Werdegar, J., concurred.
Further undesignated statutory references are to the Labor Code.
Section 3860, subdivision (e), states: “Where both the employer and the employee are represented by the same agreed attorney or by separate attorneys in effecting a settlement, with or without suit, prior to reimbursement of the employer, as provided in subdivision (b) hereof, there shall be deducted from the amount of the settlement the reasonable expenses incurred by both the employer and the employee or on behalf of either, including costs of suit, if any, together with reasonable attorneys’ fees to be paid to the respective attorneys for the employer and the employee, based upon the respective services rendered in securing and effecting settlement for the benefit of the party represented. In the event both parties are represented by the same attorney, by agreement, the attorney’s fee shall be based on the services rendered for the benefit of both.”
In addition to establishing priority for the payment of attorney fees, sections 3856, subdivision (c), and 3860, subdivision (e), also grant priority for the payment of the employee’s “reasonable litigation expenses.” Unlike attorney fees, the amount of such litigation expenses is not based upon the services rendered by the attorney for the benefit of the party represented. It would appear, therefore, that the employee would be entitled to reimbursement for reasonable litigation expenses regardless of the size of the judgment or settlement. This appears to be the result reached in Walsh II, in which the trial court awarded the employee litigation costs and, on remand, denied the employee attorney fees, and the Court of Appeal affirmed the judgment in its entirety. (Walsh II, supra, 187 Cal.App.3d 1273, 1275-1276, 1280.) In Gapusan, however, the Court of Appeal, without analyzing the award of litigation expenses, held that if the employer’s attorney actively participated in the proceedings, “the parties must shoulder their own attorney fees and costs from their respective shares of the recovery, if any.” (Gapusan v. Jay, supra, 66 Cal.App.4th 734, 747, italics added, fn. omitted.)

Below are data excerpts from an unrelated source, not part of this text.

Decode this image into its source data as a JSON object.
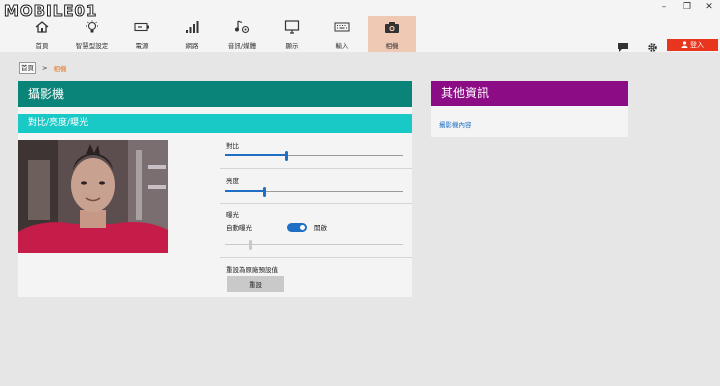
{
  "logo": {
    "text": "MOBILE01"
  },
  "window": {
    "minimize": "–",
    "restore": "❐",
    "close": "✕"
  },
  "nav": [
    {
      "label": "首頁",
      "icon": "home-icon"
    },
    {
      "label": "智慧型設定",
      "icon": "bulb-icon"
    },
    {
      "label": "電源",
      "icon": "battery-icon"
    },
    {
      "label": "網路",
      "icon": "network-icon"
    },
    {
      "label": "音訊/媒體",
      "icon": "music-icon"
    },
    {
      "label": "顯示",
      "icon": "monitor-icon"
    },
    {
      "label": "輸入",
      "icon": "keyboard-icon"
    },
    {
      "label": "相機",
      "icon": "camera-icon",
      "active": true
    }
  ],
  "toolbar": {
    "login_label": "登入"
  },
  "breadcrumb": {
    "home": "首頁",
    "sep": ">",
    "current": "相機"
  },
  "panel": {
    "title": "攝影機",
    "subtitle": "對比/亮度/曝光",
    "contrast": {
      "label": "對比",
      "value": 0.34
    },
    "brightness": {
      "label": "亮度",
      "value": 0.22
    },
    "exposure": {
      "label": "曝光",
      "auto_label": "自動曝光",
      "auto_state": "開啟",
      "value": 0.14
    },
    "reset": {
      "label": "重設為原廠預設值",
      "button": "重設"
    }
  },
  "side": {
    "title": "其他資訊",
    "link": "攝影機內容"
  },
  "colors": {
    "accent_blue": "#1f6fc4",
    "teal_header": "#0a8478",
    "cyan_sub": "#18c9c6",
    "purple_header": "#8c0c86",
    "login_red": "#e8361e",
    "active_tab": "#f0c9b4"
  }
}
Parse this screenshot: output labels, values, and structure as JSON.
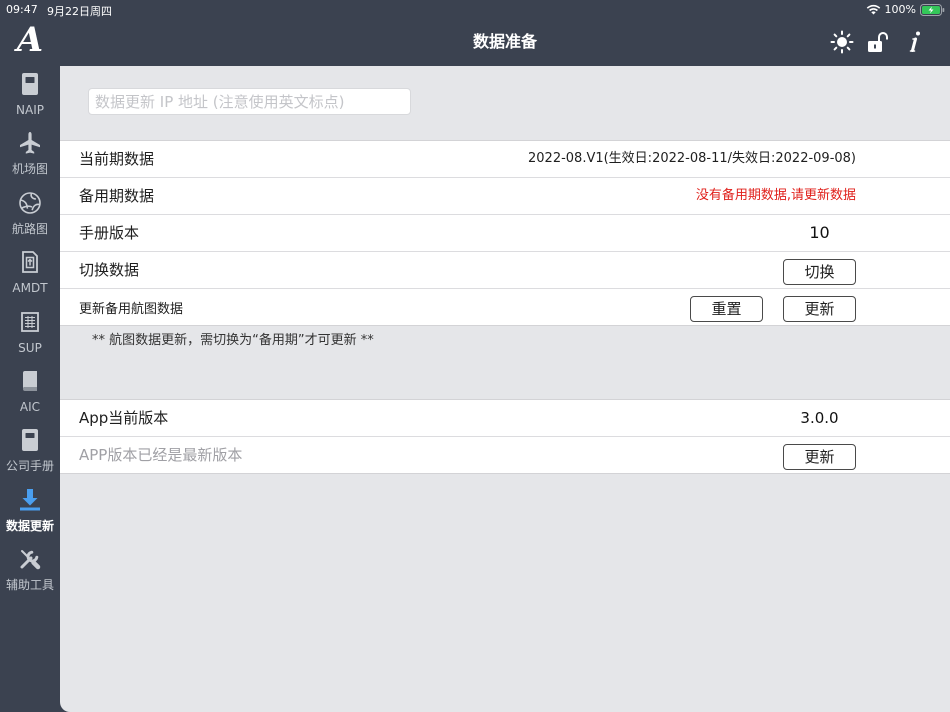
{
  "status_bar": {
    "time": "09:47",
    "date": "9月22日周四",
    "battery": "100%",
    "icons": [
      "wifi-icon",
      "battery-icon"
    ]
  },
  "header": {
    "title": "数据准备",
    "icons": [
      "brightness-icon",
      "unlock-icon",
      "info-icon"
    ]
  },
  "sidebar": {
    "logo": "A",
    "items": [
      {
        "label": "NAIP",
        "icon": "naip-book-icon",
        "selected": false
      },
      {
        "label": "机场图",
        "icon": "airplane-icon",
        "selected": false
      },
      {
        "label": "航路图",
        "icon": "globe-icon",
        "selected": false
      },
      {
        "label": "AMDT",
        "icon": "amendment-doc-icon",
        "selected": false
      },
      {
        "label": "SUP",
        "icon": "grid-doc-icon",
        "selected": false
      },
      {
        "label": "AIC",
        "icon": "book-icon",
        "selected": false
      },
      {
        "label": "公司手册",
        "icon": "manual-icon",
        "selected": false
      },
      {
        "label": "数据更新",
        "icon": "download-icon",
        "selected": true
      },
      {
        "label": "辅助工具",
        "icon": "tools-icon",
        "selected": false
      }
    ]
  },
  "ip_input": {
    "value": "",
    "placeholder": "数据更新 IP 地址 (注意使用英文标点)"
  },
  "data_section": {
    "current_label": "当前期数据",
    "current_value": "2022-08.V1(生效日:2022-08-11/失效日:2022-09-08)",
    "backup_label": "备用期数据",
    "backup_value": "没有备用期数据,请更新数据",
    "manual_label": "手册版本",
    "manual_value": "10",
    "switch_label": "切换数据",
    "switch_button": "切换",
    "update_label": "更新备用航图数据",
    "reset_button": "重置",
    "update_button": "更新"
  },
  "note": "** 航图数据更新，需切换为“备用期”才可更新 **",
  "app_section": {
    "version_label": "App当前版本",
    "version_value": "3.0.0",
    "status_label": "APP版本已经是最新版本",
    "update_button": "更新"
  },
  "colors": {
    "chrome_bg": "#3b4250",
    "content_bg": "#e5e6e9",
    "accent": "#4a9ff0",
    "warning": "#e0201b",
    "battery": "#34c759"
  }
}
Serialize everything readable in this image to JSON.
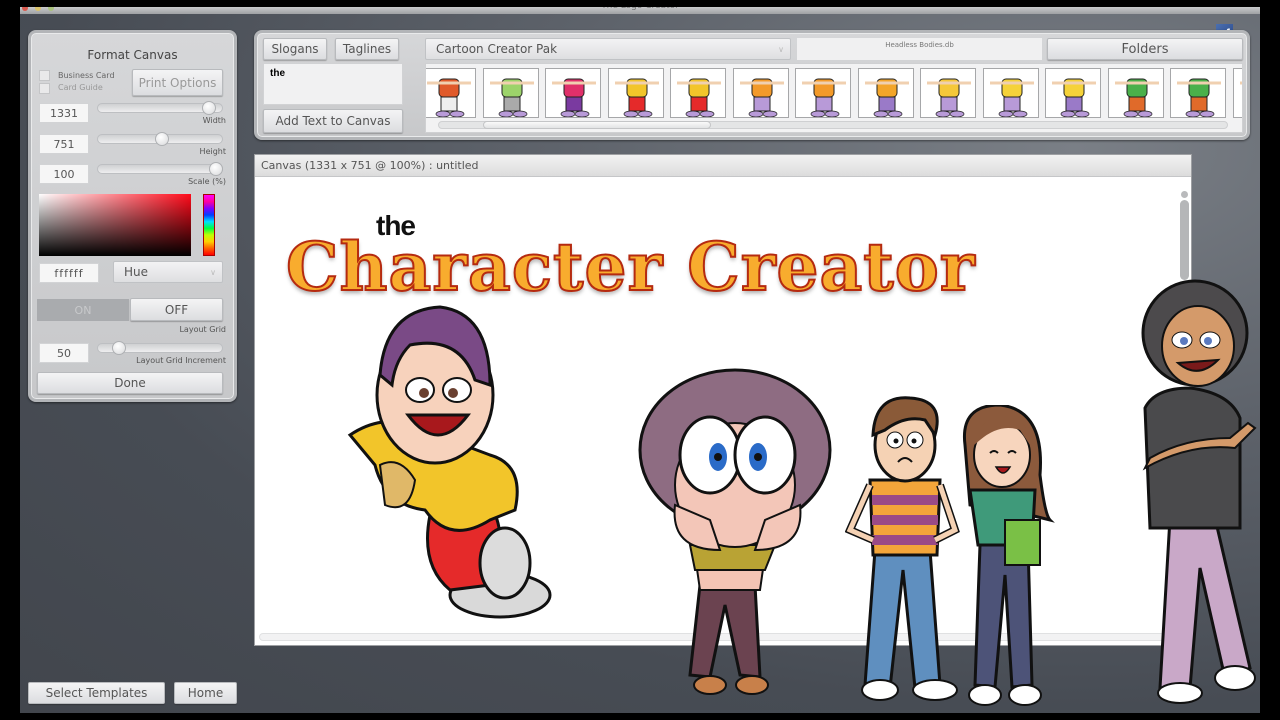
{
  "window": {
    "title": "The Logo Creator",
    "traffic_lights": [
      "close",
      "minimize",
      "zoom"
    ]
  },
  "format_canvas": {
    "heading": "Format Canvas",
    "business_card_label": "Business Card",
    "card_guide_label": "Card Guide",
    "print_options_label": "Print Options",
    "width": {
      "value": "1331",
      "label": "Width",
      "slider_fraction": 0.92
    },
    "height": {
      "value": "751",
      "label": "Height",
      "slider_fraction": 0.52
    },
    "scale": {
      "value": "100",
      "label": "Scale (%)",
      "slider_fraction": 1.0
    },
    "color_hex": "ffffff",
    "color_mode": "Hue",
    "layout_grid": {
      "on_label": "ON",
      "off_label": "OFF",
      "selected": "OFF",
      "label": "Layout Grid"
    },
    "grid_increment": {
      "value": "50",
      "label": "Layout Grid Increment",
      "slider_fraction": 0.12
    },
    "done_label": "Done"
  },
  "text_panel": {
    "slogans_label": "Slogans",
    "taglines_label": "Taglines",
    "text_value": "the",
    "add_text_label": "Add Text to Canvas"
  },
  "library": {
    "pack_select": "Cartoon Creator Pak",
    "database_name": "Headless Bodies.db",
    "folders_label": "Folders",
    "thumbnails": [
      "orange-shirt-body",
      "green-shirt-body",
      "pink-jacket-body",
      "yellow-shirt-red-pants-leaning",
      "yellow-shirt-red-pants-bending",
      "orange-dress-pointing",
      "orange-dress-crossed",
      "orange-dress-sitting",
      "yellow-dress-waving",
      "yellow-dress-stretching",
      "yellow-dress-kicking",
      "green-shirt-holding-sign",
      "green-shirt-orange-pants",
      "green-shirt-partial"
    ]
  },
  "canvas": {
    "header": "Canvas (1331 x 751 @ 100%) : untitled",
    "title_small": "the",
    "title_large": "Character Creator"
  },
  "footer": {
    "select_templates_label": "Select Templates",
    "home_label": "Home"
  },
  "social": {
    "facebook_icon": "f"
  },
  "colors": {
    "title_fill": "#f8ac2e",
    "title_outline": "#b52a10",
    "window_bg": "#474c54",
    "panel_bg": "#d0d1d3"
  }
}
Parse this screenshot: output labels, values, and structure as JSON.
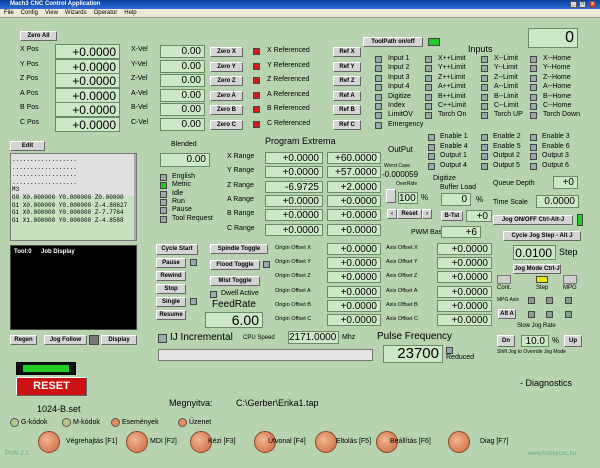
{
  "window": {
    "title": "Mach3 CNC Control Application",
    "min": "_",
    "max": "□",
    "close": "x"
  },
  "menu": [
    "File",
    "Config",
    "View",
    "Wizards",
    "Operator",
    "Help"
  ],
  "zero_all": "Zero All",
  "axes": [
    {
      "label": "X Pos",
      "value": "+0.0000",
      "vel_label": "X-Vel",
      "vel": "0.00",
      "zero": "Zero X",
      "ref_label": "X Referenced",
      "ref_btn": "Ref X"
    },
    {
      "label": "Y Pos",
      "value": "+0.0000",
      "vel_label": "Y-Vel",
      "vel": "0.00",
      "zero": "Zero Y",
      "ref_label": "Y Referenced",
      "ref_btn": "Ref Y"
    },
    {
      "label": "Z Pos",
      "value": "+0.0000",
      "vel_label": "Z-Vel",
      "vel": "0.00",
      "zero": "Zero Z",
      "ref_label": "Z Referenced",
      "ref_btn": "Ref Z"
    },
    {
      "label": "A Pos",
      "value": "+0.0000",
      "vel_label": "A-Vel",
      "vel": "0.00",
      "zero": "Zero A",
      "ref_label": "A Referenced",
      "ref_btn": "Ref A"
    },
    {
      "label": "B Pos",
      "value": "+0.0000",
      "vel_label": "B-Vel",
      "vel": "0.00",
      "zero": "Zero B",
      "ref_label": "B Referenced",
      "ref_btn": "Ref B"
    },
    {
      "label": "C Pos",
      "value": "+0.0000",
      "vel_label": "C-Vel",
      "vel": "0.00",
      "zero": "Zero C",
      "ref_label": "C Referenced",
      "ref_btn": "Ref C"
    }
  ],
  "toolpath_btn": "ToolPath on/off",
  "inputs_title": "Inputs",
  "counter": "0",
  "inputs_col1": [
    "Input 1",
    "Input 2",
    "Input 3",
    "Input 4",
    "Digitize",
    "Index",
    "LimitOV",
    "Emergency"
  ],
  "inputs_col2": [
    "X++Limit",
    "Y++Limit",
    "Z++Limit",
    "A++Limit",
    "B++Limit",
    "C++Limit",
    "Torch On"
  ],
  "inputs_col3": [
    "X--Limit",
    "Y--Limit",
    "Z--Limit",
    "A--Limit",
    "B--Limit",
    "C--Limit",
    "Torch UP"
  ],
  "inputs_col4": [
    "X--Home",
    "Y--Home",
    "Z--Home",
    "A--Home",
    "B--Home",
    "C--Home",
    "Torch Down"
  ],
  "edit_btn": "Edit",
  "gcode_lines": [
    "..................",
    "..................",
    "..................",
    "..................",
    "M3",
    "G0 X0.000000 Y0.000000 Z0.00000",
    "G1 X0.000000 Y0.000000 Z-4.88627",
    "G1 X0.000000 Y0.000000 Z-7.7764",
    "G1 X1.000000 Y0.000000 Z-4.8588"
  ],
  "blended": {
    "label": "Blended",
    "value": "0.00"
  },
  "modes": [
    "English",
    "Metric",
    "Idle",
    "Run",
    "Pause",
    "Tool Request"
  ],
  "prog_extrema": "Program Extrema",
  "ranges": [
    {
      "label": "X Range",
      "min": "+0.0000",
      "max": "+60.0000"
    },
    {
      "label": "Y Range",
      "min": "+0.0000",
      "max": "+57.0000"
    },
    {
      "label": "Z Range",
      "min": "-6.9725",
      "max": "+2.0000"
    },
    {
      "label": "A Range",
      "min": "+0.0000",
      "max": "+0.0000"
    },
    {
      "label": "B Range",
      "min": "+0.0000",
      "max": "+0.0000"
    },
    {
      "label": "C Range",
      "min": "+0.0000",
      "max": "+0.0000"
    }
  ],
  "output": {
    "title": "OutPut",
    "worst_label": "Worst Case",
    "worst": "-0.000059",
    "override": "OverRide",
    "pct": "100",
    "pct_sym": "%",
    "reset": "Reset"
  },
  "enables": {
    "col1": [
      "Enable 1",
      "Enable 4",
      "Output 1",
      "Output 4"
    ],
    "col2": [
      "Enable 2",
      "Enable 5",
      "Output 2",
      "Output 5"
    ],
    "col3": [
      "Enable 3",
      "Enable 6",
      "Output 3",
      "Output 6"
    ]
  },
  "digitize": "Digitize",
  "buffer_load": "Buffer Load",
  "buffer_val": "0",
  "buffer_pct": "%",
  "btst": "B-Tst",
  "btst_val": "+0",
  "pwm_label": "PWM Base",
  "pwm": "+6",
  "queue_label": "Queue Depth",
  "queue": "+0",
  "timescale_label": "Time Scale",
  "timescale": "0.0000",
  "jog_onoff": "Jog ON/OFF Ctrl-Alt-J",
  "cycle_jog": "Cycle Jog Step - Alt J",
  "jog_step": "0.0100",
  "step_label": "Step",
  "jog_mode": "Jog Mode Ctrl-J",
  "cont": "Cont.",
  "step2": "Step",
  "mpg": "MPG",
  "mpg_axis": "MPG Axis",
  "alt_a": "Alt A",
  "slow_jog": "Slow Jog Rate",
  "dn": "Dn",
  "jog_pct": "10.0",
  "jog_pct_sym": "%",
  "up": "Up",
  "shift_hint": "Shift Jog to Override Jog Mode",
  "toolpath": {
    "label": "Tool:0",
    "display": "Job Display"
  },
  "regen": "Regen",
  "jog_follow": "Jog Follow",
  "display": "Display",
  "buttons": {
    "cycle_start": "Cycle Start",
    "pause": "Pause",
    "rewind": "Rewind",
    "stop": "Stop",
    "single": "Single",
    "resume": "Resume"
  },
  "spindle_toggle": "Spindle Toggle",
  "flood_toggle": "Flood Toggle",
  "mist_toggle": "Mist Toggle",
  "dwell": "Dwell Active",
  "feedrate": {
    "label": "FeedRate",
    "value": "6.00"
  },
  "origins": [
    {
      "label": "Origin Offset X",
      "value": "+0.0000",
      "axis": "Axis Offset X",
      "axis_val": "+0.0000"
    },
    {
      "label": "Origin Offset Y",
      "value": "+0.0000",
      "axis": "Axis Offset Y",
      "axis_val": "+0.0000"
    },
    {
      "label": "Origin Offset Z",
      "value": "+0.0000",
      "axis": "Axis Offset Z",
      "axis_val": "+0.0000"
    },
    {
      "label": "Origin Offset A",
      "value": "+0.0000",
      "axis": "Axis Offset A",
      "axis_val": "+0.0000"
    },
    {
      "label": "Origin Offset B",
      "value": "+0.0000",
      "axis": "Axis Offset B",
      "axis_val": "+0.0000"
    },
    {
      "label": "Origin Offset C",
      "value": "+0.0000",
      "axis": "Axis Offset C",
      "axis_val": "+0.0000"
    }
  ],
  "ij": "IJ Incremental",
  "cpu_label": "CPU Speed",
  "cpu": "2171.0000",
  "mhz": "Mhz",
  "pulse_label": "Pulse Frequency",
  "pulse": "23700",
  "reduced": "Reduced",
  "diagnostics": "- Diagnostics",
  "reset_btn": "RESET",
  "version": "1024-B.set",
  "megnyitva_label": "Megnyitva:",
  "megnyitva": "C:\\Gerber\\Erika1.tap",
  "legend": [
    "G-kódok",
    "M-kódok",
    "Események",
    "Üzenet"
  ],
  "bottom_tabs": [
    "Végrehajtás [F1]",
    "MDI [F2]",
    "Kézi [F3]",
    "Útvonal [F4]",
    "Eltolás [F5]",
    "Beállítás [F6]",
    "Diag [F7]"
  ],
  "profile": "Profil 2.1",
  "website": "www.hobbycnc.hu",
  "colors": {
    "bg": "#b7d3b0",
    "dro": "#cde8c6",
    "led_red": "#cc1f1f",
    "led_green": "#22cc22",
    "reset": "#cc1111",
    "tab": "#c8663a"
  }
}
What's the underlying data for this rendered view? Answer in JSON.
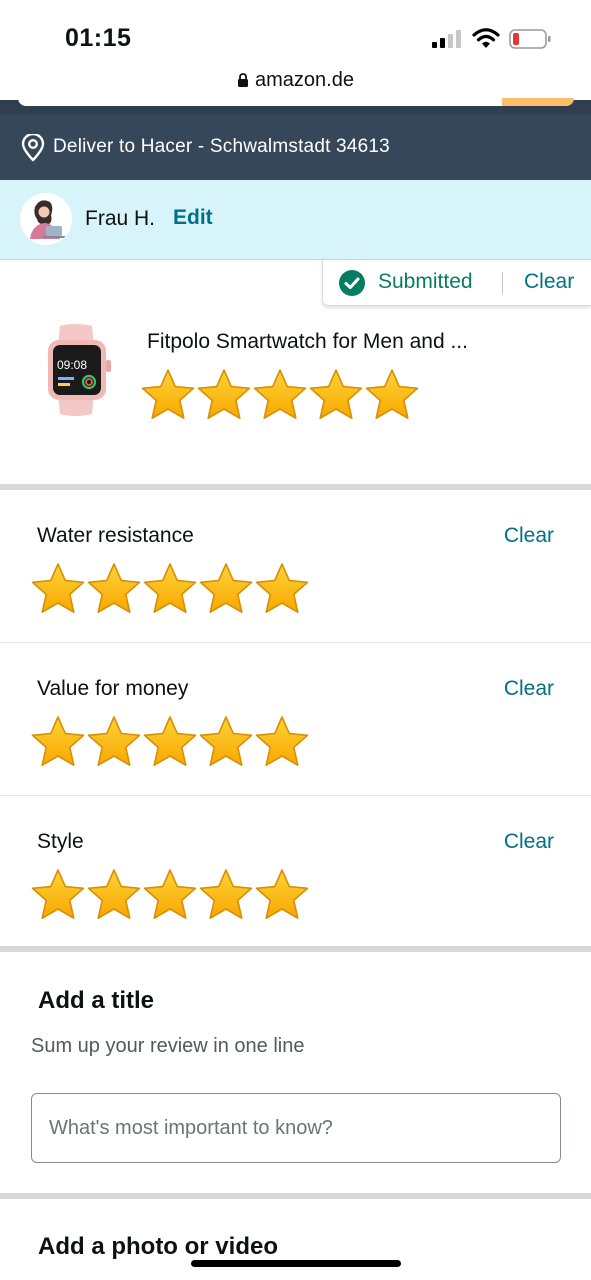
{
  "status_bar": {
    "time": "01:15",
    "signal_icon": "cellular-signal-icon",
    "wifi_icon": "wifi-icon",
    "battery_icon": "battery-low-icon"
  },
  "browser": {
    "url": "amazon.de",
    "lock_icon": "lock-icon"
  },
  "delivery": {
    "icon": "location-pin-icon",
    "text": "Deliver to Hacer - Schwalmstadt 34613"
  },
  "profile": {
    "name": "Frau H.",
    "edit_label": "Edit"
  },
  "overall_rating": {
    "status_label": "Submitted",
    "clear_label": "Clear",
    "product_title": "Fitpolo Smartwatch for Men and ...",
    "rating": 5,
    "max_rating": 5,
    "watch_face_time": "09:08"
  },
  "attributes": [
    {
      "label": "Water resistance",
      "clear_label": "Clear",
      "rating": 5
    },
    {
      "label": "Value for money",
      "clear_label": "Clear",
      "rating": 5
    },
    {
      "label": "Style",
      "clear_label": "Clear",
      "rating": 5
    }
  ],
  "title_section": {
    "heading": "Add a title",
    "subheading": "Sum up your review in one line",
    "input_placeholder": "What's most important to know?",
    "input_value": ""
  },
  "media_section": {
    "heading": "Add a photo or video"
  },
  "colors": {
    "link": "#007185",
    "submitted_green": "#067d62",
    "star_fill": "#ffb800",
    "deliver_bar": "#37475a",
    "profile_bar": "#d7f4fb"
  }
}
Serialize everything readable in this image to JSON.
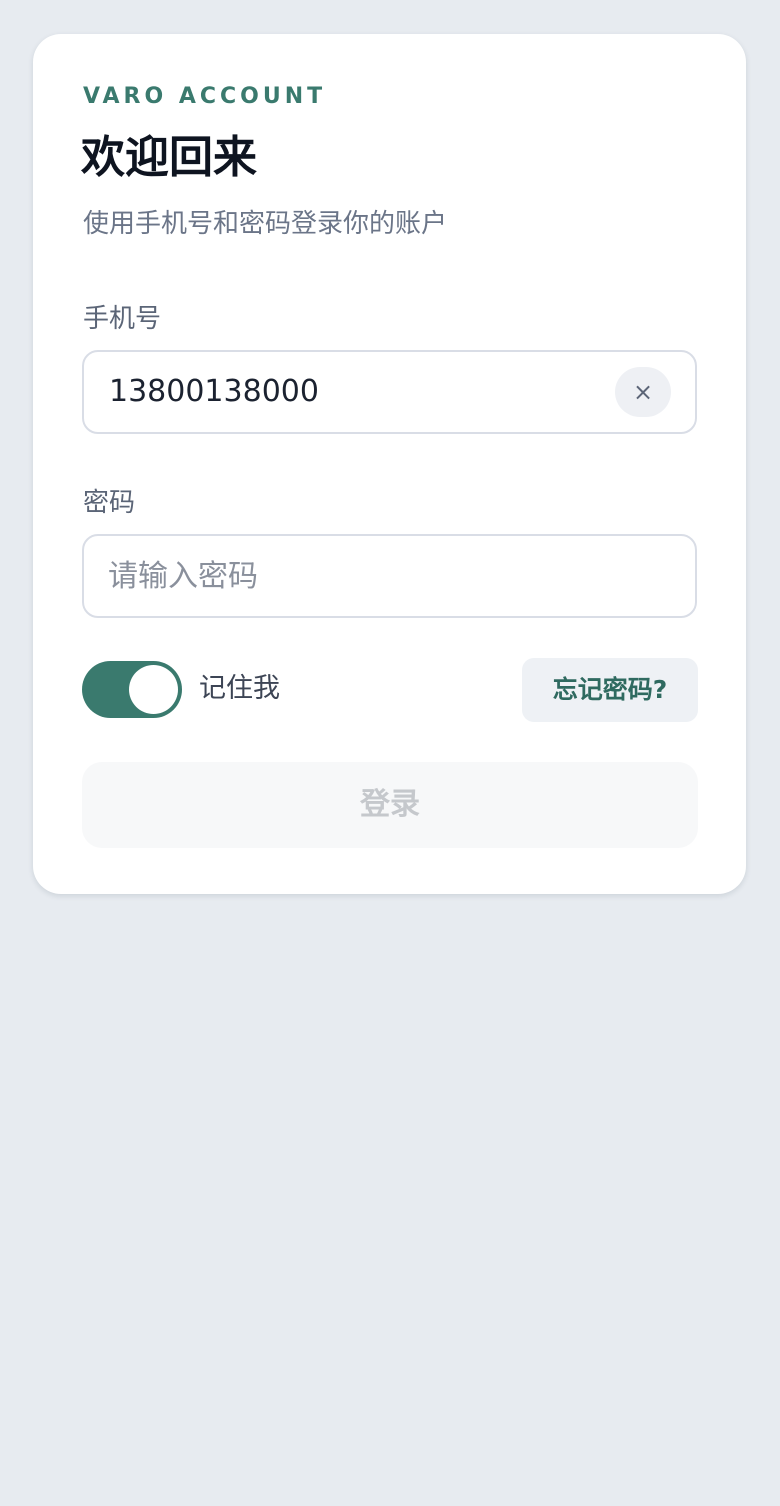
{
  "header": {
    "brand": "VARO ACCOUNT",
    "title": "欢迎回来",
    "subtitle": "使用手机号和密码登录你的账户"
  },
  "phone": {
    "label": "手机号",
    "value": "13800138000",
    "clear_label": "×"
  },
  "password": {
    "label": "密码",
    "placeholder": "请输入密码",
    "value": ""
  },
  "remember": {
    "label": "记住我",
    "on": true
  },
  "forgot_label": "忘记密码?",
  "login_label": "登录",
  "colors": {
    "accent": "#3a7a6e",
    "background": "#e7ebf0",
    "disabled_button": "#f7f8f9"
  }
}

Assuming, as appears clear from the statutory language, that an employee is entitled to priority for the payment (from a judgment or settlement) of reasonable litigation expenses, regardless of the amount of the judgment or settlement, it is difficult to understand why the *1040employee would not similarly be entitled to priority for the payment of reasonable attorney fees, particularly where the employee has incurred such fees as an out-of-pocket expense in the same manner as litigation expenses.